Microsoft takes action against hackers from North Korea
The security threat came from a group known as Thallium, which reportedly is based in North Korea. The group used a technique called ‘spear phishing’ to steal sensitive information, in which the group replicated the form and design of a genuine Microsoft security email while embedding dangerous links that, when clicked, would allow the group to extract sensitive account information.
According to the Washington-based firm, the threat was focused on users affiliated with the government, universities, human rights groups, and other organizations, with most of the victims concentrated in the US, Japan, and South Korea.
The particularly dangerous part of the scheme is that once Thallium takes control of an account in this way, it is possible for it to set up automatic forwarding in a way that gives the group access to any new emails the victim receives, even after the password is reset.
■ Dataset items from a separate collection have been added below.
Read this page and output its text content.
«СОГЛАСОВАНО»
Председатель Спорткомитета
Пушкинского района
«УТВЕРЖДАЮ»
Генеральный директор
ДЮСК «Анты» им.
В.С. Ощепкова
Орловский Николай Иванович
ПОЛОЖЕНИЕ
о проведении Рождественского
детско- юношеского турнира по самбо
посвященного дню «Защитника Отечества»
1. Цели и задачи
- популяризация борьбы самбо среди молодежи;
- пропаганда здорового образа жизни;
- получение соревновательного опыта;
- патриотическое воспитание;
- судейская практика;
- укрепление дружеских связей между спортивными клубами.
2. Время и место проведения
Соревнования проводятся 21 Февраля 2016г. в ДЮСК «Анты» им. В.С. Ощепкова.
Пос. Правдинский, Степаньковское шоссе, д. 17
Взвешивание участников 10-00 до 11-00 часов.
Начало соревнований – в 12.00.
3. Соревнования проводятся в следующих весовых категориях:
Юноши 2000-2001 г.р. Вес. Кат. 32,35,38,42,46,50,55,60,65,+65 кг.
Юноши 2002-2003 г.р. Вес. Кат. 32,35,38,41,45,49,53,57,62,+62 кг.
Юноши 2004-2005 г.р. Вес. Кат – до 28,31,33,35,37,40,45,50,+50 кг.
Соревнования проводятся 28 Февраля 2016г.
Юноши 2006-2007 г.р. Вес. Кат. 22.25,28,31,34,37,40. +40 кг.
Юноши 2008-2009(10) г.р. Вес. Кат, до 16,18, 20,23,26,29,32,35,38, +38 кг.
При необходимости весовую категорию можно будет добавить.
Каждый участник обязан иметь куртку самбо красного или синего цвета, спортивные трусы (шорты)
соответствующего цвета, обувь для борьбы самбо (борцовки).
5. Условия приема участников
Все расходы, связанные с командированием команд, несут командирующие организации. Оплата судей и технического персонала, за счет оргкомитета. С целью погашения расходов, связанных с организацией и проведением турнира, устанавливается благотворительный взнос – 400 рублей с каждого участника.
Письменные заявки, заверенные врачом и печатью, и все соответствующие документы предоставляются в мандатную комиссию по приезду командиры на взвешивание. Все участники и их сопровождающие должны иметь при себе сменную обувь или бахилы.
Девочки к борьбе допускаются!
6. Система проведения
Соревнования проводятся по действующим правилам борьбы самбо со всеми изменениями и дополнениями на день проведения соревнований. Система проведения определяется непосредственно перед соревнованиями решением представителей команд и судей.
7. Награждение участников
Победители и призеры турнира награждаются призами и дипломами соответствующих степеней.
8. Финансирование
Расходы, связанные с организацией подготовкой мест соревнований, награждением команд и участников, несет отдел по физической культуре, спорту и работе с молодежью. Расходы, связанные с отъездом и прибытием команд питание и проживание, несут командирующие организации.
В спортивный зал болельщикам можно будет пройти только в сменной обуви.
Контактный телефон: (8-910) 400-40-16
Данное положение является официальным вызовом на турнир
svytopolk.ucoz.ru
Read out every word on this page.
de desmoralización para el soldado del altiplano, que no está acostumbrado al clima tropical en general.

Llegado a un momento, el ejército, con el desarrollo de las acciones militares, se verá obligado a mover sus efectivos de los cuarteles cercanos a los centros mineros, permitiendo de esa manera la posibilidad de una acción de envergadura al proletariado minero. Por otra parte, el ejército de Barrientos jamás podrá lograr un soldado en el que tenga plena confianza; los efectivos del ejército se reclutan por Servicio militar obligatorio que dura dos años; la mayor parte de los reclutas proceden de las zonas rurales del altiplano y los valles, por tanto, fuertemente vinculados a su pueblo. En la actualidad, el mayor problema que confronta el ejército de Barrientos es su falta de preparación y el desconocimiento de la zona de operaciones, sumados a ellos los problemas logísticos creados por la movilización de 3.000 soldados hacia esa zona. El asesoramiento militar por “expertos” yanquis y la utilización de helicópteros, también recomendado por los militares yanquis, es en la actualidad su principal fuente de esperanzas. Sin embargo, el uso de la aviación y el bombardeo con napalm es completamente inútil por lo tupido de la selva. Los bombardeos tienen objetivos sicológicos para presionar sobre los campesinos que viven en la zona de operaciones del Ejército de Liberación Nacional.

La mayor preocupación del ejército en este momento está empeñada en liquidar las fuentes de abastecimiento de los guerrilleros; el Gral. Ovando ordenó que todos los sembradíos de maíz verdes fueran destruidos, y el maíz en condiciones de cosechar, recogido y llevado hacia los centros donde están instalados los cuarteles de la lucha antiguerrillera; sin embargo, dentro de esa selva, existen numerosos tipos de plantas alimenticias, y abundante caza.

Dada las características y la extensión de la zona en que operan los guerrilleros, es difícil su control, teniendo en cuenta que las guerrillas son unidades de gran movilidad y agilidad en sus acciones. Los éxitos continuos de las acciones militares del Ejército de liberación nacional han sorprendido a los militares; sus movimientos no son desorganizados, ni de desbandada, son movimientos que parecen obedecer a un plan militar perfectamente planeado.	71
The cybercrime group was able to use this method by using domains such as “rniscoroft.com”, which uses the combination of ‘r’ and ‘n’ to facsimile the authentic Microsoft domain. Thus, the Windows company filed a court case and was able to take control of 50 such domains in order to stop the attacks.
Microsoft states that this is the fourth nation-state cybercrime group they have taken legal action against. The security threat has hopefully now been neutralized, but users are advised to be wary of suspicious emails and always check carefully before clicking email links or entering sensitive information.